Singapore has revised its forecast for this year's total trade growth downwards to between 5and 7 percent from the previous forecast of 8 to 10 percent, due to the slower-than-expected performance in the first half of this year and a sustained weakness in electronics sales.
International Enterprise (IE) Singapore, the government trade promotion agency, said in a statement on Tuesday that the revised forecast is also lower than last year's total trade growth of 13 percent.
The forecast for Singapore's non-oil domestic exports has also been trimmed to between 4 and 6 percent from the previous range of7 to 9 percent.

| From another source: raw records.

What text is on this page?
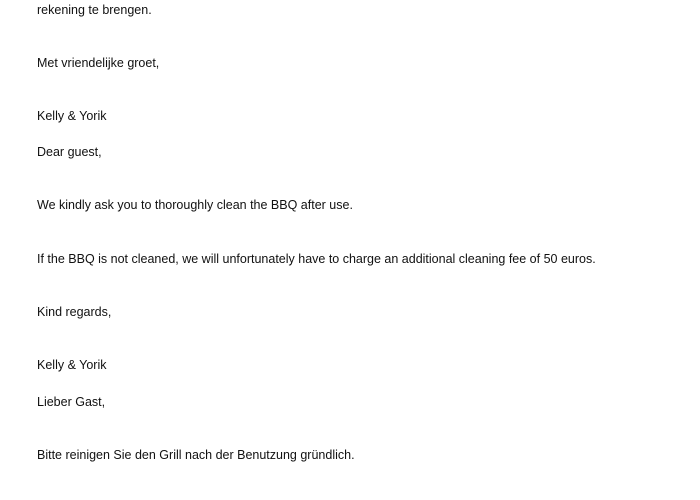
rekening te brengen.

Met vriendelijke groet,

Kelly & Yorik

Dear guest,

We kindly ask you to thoroughly clean the BBQ after use.

If the BBQ is not cleaned, we will unfortunately have to charge an additional cleaning fee of 50 euros.

Kind regards,

Kelly & Yorik

Lieber Gast,

Bitte reinigen Sie den Grill nach der Benutzung gründlich.
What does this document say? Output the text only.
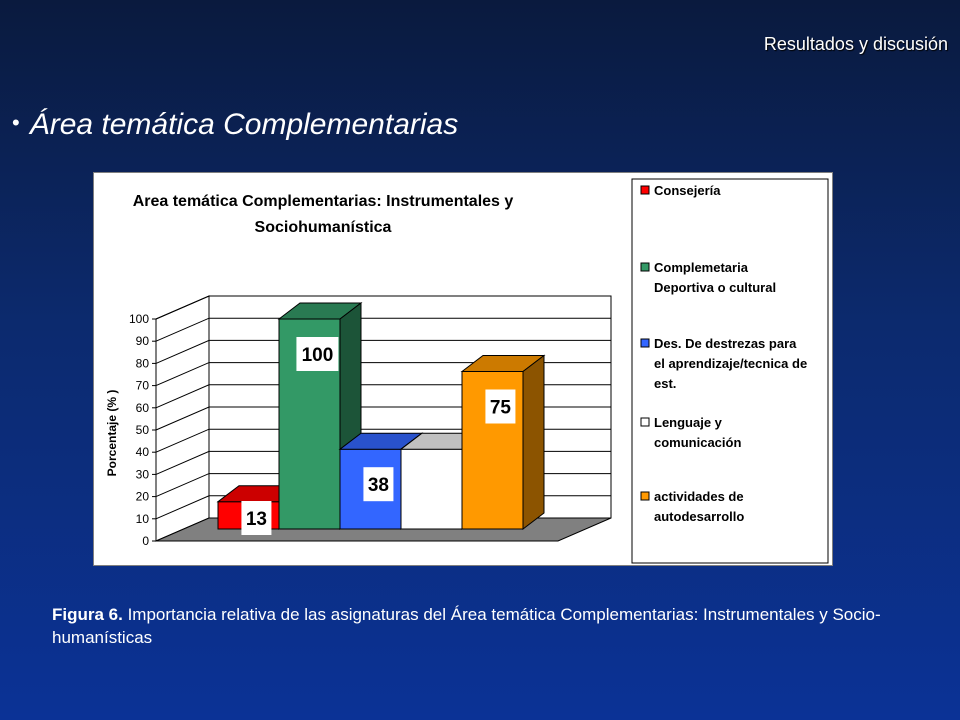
Resultados y discusión
• Área temática Complementarias
Area temática Complementarias: Instrumentales y
Sociohumanística
0
10
20
30
40
50
60
70
80
90
100
Porcentaje (% )
13
100
38
75
Consejería
Complemetaria
Deportiva o cultural
Des. De destrezas para
el aprendizaje/tecnica de
est.
Lenguaje y
comunicación
actividades de
autodesarrollo
Figura 6. Importancia relativa de las asignaturas del Área temática Complementarias: Instrumentales y Socio-humanísticas
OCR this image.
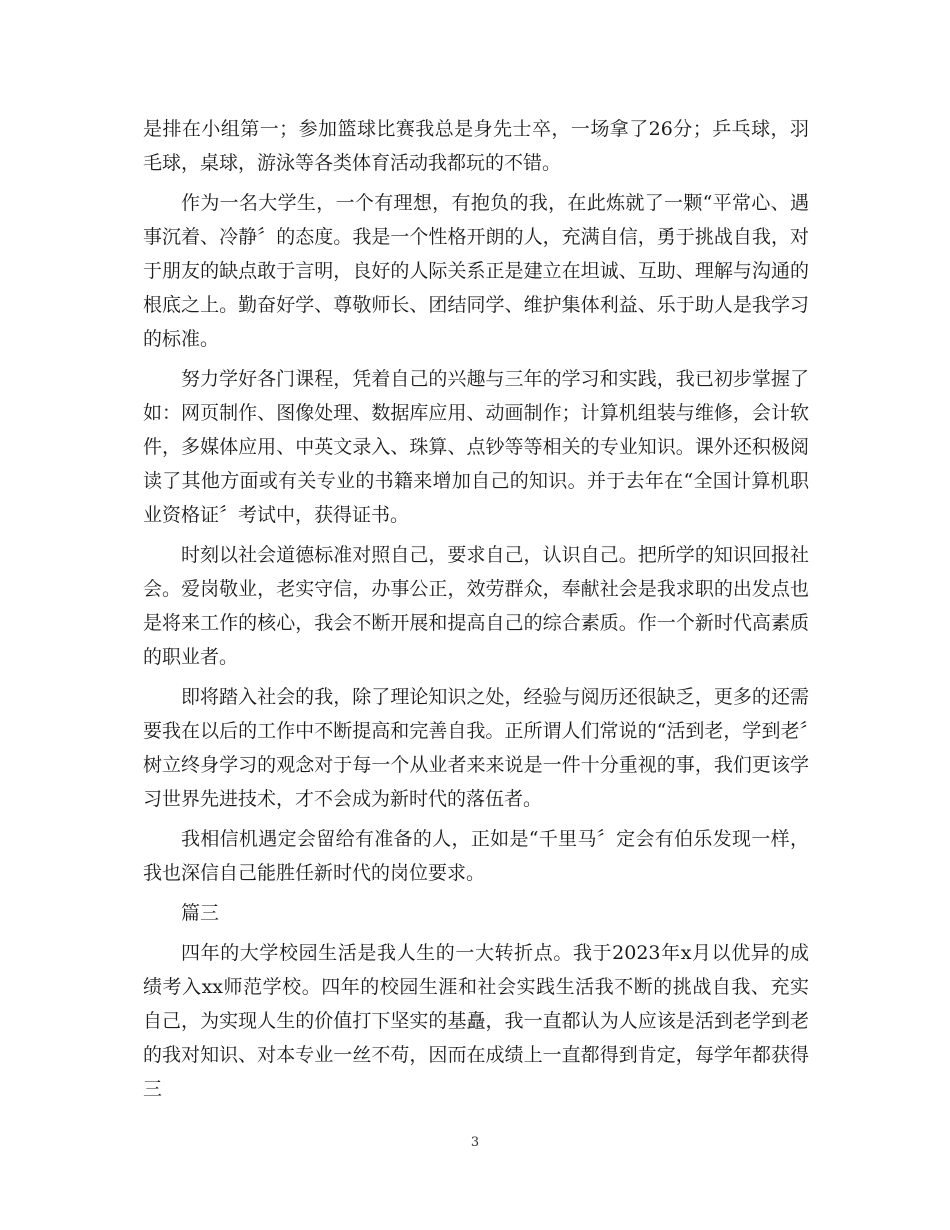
是排在小组第一；参加篮球比赛我总是身先士卒，一场拿了26分；乒乓球，羽毛球，桌球，游泳等各类体育活动我都玩的不错。

作为一名大学生，一个有理想，有抱负的我，在此炼就了一颗“平常心、遇事沉着、冷静〞的态度。我是一个性格开朗的人，充满自信，勇于挑战自我，对于朋友的缺点敢于言明，良好的人际关系正是建立在坦诚、互助、理解与沟通的根底之上。勤奋好学、尊敬师长、团结同学、维护集体利益、乐于助人是我学习的标准。

努力学好各门课程，凭着自己的兴趣与三年的学习和实践，我已初步掌握了如：网页制作、图像处理、数据库应用、动画制作；计算机组装与维修，会计软件，多媒体应用、中英文录入、珠算、点钞等等相关的专业知识。课外还积极阅读了其他方面或有关专业的书籍来增加自己的知识。并于去年在“全国计算机职业资格证〞考试中，获得证书。

时刻以社会道德标准对照自己，要求自己，认识自己。把所学的知识回报社会。爱岗敬业，老实守信，办事公正，效劳群众，奉献社会是我求职的出发点也是将来工作的核心，我会不断开展和提高自己的综合素质。作一个新时代高素质的职业者。

即将踏入社会的我，除了理论知识之处，经验与阅历还很缺乏，更多的还需要我在以后的工作中不断提高和完善自我。正所谓人们常说的“活到老，学到老〞树立终身学习的观念对于每一个从业者来来说是一件十分重视的事，我们更该学习世界先进技术，才不会成为新时代的落伍者。

我相信机遇定会留给有准备的人，正如是“千里马〞定会有伯乐发现一样，我也深信自己能胜任新时代的岗位要求。

篇三

四年的大学校园生活是我人生的一大转折点。我于2023年x月以优异的成绩考入xx师范学校。四年的校园生涯和社会实践生活我不断的挑战自我、充实自己，为实现人生的价值打下坚实的基矗，我一直都认为人应该是活到老学到老的我对知识、对本专业一丝不苟，因而在成绩上一直都得到肯定，每学年都获得三

3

In the first half of this year, total trade rose by a moderate 2.8 percent, reaching 405 billion Singapore dollars (about 266 billion U.S. dollars). Both total exports and total imports increased by a weaker 3.1 percent and 2.3 percent respectively.
IE Singapore said that total trade growth in the first half of this year was lower than expected due to the slower expansion of both oil trade and non-oil trade.
"Growth of non-oil trade was also weak primarily because of sluggish electronics trade, which has been severely hit by falling selling prices even though demand held up well," it added.
Non-oil trade grew by 2.4 percent, compared to the 11 percent growth in 2006. Oil trade also expanded by 4.6 percent, weaker than the 25 percent rise in 2006, as oil prices grew moderately this year, IE Singapore said.
The key non-oil domestic exports (NODX) increased by 1.8 percent in the first six months, lower than the 8.5 percent growth registered last year, on an increase in non-electronic NODX as electronic domestic exports shrank.
Singapore's economy heavily relied on external trade and the monthly NODX figures reflect Singapore's mainstay exports.